We kept our lights out and restricted candy distribution to his grandkids and the two squirts belonging to the eastern next-door neighbors. Our clientele included two cats, one cow, a fairy, a princess, and Wonder Woman. Everyone got the same treats, sealed in individual Ziploc bags with some cartoon decorations by Your Humble Narrator. Small-s socialism at its finest in the ol’ cul-de-sac.

Later we enjoyed a fine blue moon with red Mars for company. The moon was more impressive, which I considered a good omen, until the local pendejos started in with the gunshots and fireworks. Mars won’t give up without a fight.

Keep your hiking boots where you can find them in the dark. We won’t always have a full moon to light our path through the wilderness.

Draught for a drought

October 31, 2020

Man, you just can’t beat the clouds in New Mexico, even if they occasionally snow on you.

Seven inches. I measured it, with a steel ruler.

No, not that. The snow. The landscape drank it the way a wino chugs a short dog.

You’d be surprised how quickly an Albuquerque lawn can drink seven inches of snow. Maybe not.

Winter’s drive-by with its record snowfall and low temperature meant I had to crank up the furnace two days earlier than last year. There’s something final about the sound of that Trane XR80 groaning back to hideous life; every time I switch the thermostat from “Cool” to “Heat” I feel as though I’ve just driven a stake through the heart of summer.

The streets cleared quickly — after 133 vehicle crashes and 31 injuries, nobody wanted to be on them, not even the snow.

But if you were afoot and kept your eyes open it wasn’t awful.

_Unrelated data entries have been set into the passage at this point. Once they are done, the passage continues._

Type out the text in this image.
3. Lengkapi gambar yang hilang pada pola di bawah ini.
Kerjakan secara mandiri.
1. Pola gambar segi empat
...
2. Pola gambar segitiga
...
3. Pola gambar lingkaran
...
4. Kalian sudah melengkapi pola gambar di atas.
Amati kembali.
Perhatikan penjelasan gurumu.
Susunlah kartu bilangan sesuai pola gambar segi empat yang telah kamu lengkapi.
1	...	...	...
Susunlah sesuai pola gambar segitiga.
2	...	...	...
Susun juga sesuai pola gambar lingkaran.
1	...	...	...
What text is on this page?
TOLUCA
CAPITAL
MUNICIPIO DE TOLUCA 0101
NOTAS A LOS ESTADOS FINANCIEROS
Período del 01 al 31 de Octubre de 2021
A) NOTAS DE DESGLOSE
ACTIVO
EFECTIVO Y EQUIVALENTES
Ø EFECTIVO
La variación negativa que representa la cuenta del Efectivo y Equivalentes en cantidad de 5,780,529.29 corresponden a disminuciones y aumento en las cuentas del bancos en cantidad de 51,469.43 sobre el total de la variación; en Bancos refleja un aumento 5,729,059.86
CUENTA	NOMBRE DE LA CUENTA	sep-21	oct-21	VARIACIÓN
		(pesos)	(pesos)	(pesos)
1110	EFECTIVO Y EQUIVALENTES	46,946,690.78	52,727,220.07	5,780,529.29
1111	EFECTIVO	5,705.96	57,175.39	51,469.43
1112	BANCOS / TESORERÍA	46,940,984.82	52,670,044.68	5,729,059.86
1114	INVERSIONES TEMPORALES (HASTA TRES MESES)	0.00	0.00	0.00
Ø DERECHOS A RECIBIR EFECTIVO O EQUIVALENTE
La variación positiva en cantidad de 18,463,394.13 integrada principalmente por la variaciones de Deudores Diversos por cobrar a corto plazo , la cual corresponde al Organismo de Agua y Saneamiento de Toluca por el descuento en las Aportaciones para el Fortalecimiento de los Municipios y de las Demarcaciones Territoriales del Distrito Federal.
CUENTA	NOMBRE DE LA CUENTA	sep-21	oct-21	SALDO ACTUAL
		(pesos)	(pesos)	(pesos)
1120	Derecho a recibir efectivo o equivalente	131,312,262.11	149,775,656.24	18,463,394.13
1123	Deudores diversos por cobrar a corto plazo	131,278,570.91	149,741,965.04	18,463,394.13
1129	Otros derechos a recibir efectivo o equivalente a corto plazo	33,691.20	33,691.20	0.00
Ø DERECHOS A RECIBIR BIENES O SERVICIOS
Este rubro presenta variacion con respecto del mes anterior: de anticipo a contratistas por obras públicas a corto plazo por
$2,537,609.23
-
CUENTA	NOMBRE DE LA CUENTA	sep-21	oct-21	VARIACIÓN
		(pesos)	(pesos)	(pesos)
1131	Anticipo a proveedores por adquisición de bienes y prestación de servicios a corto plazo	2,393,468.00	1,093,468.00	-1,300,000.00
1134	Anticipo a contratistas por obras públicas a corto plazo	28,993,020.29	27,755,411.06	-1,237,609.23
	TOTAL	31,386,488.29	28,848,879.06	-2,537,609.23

I went out for a couple hourlong walks and by Friday it was warm enough for a ride, in long sleeves, knickers and tuque.

Anyway, we’ve got a stretch of 60-something and sunny on tap, so it looks like the landscape is back on the wagon after slamming its cold one.

Unhorsed

October 26, 2020

Don’t get wisterical. It’s just a little snow.

We were on something of a weather carousel here this morning, a slowly revolving lazy Susan serving up blue sky, clouds, rain, sleet, and snow. Don’t like what’s set before you? Patience. Another option will be coming around directly.

Eventually, ol’ Suze coasted to a stop … on snow.

Oh, well. It was bound to happen eventually. It’s October, f’chrissakes. Cyclocross season in an ordinary year, which this is not, with the Giro just wrapped and the Vuelta ongoing.

I got my cyclocross in yesterday before the weather went all to shitaree, rolling south on the foothills trails past Copper and back again.

No running, thanks all the same. Not even a hike-a-bike. The weather was cool, but the ground was dry, alarmingly so, and there wasn’t anything I couldn’t ride on my trusty Steelman Eurocross.

Alas, as Thomas McGuane has written, “sometimes a man needs to be afoot to keep from going broke, get down and go to his tasks, instead of posing on the horse. …”

So today, no horsing around. I pulled on some long pants, grabbed the push broom, and herded some snow off my driveway. Yippee-ki-yay, etc.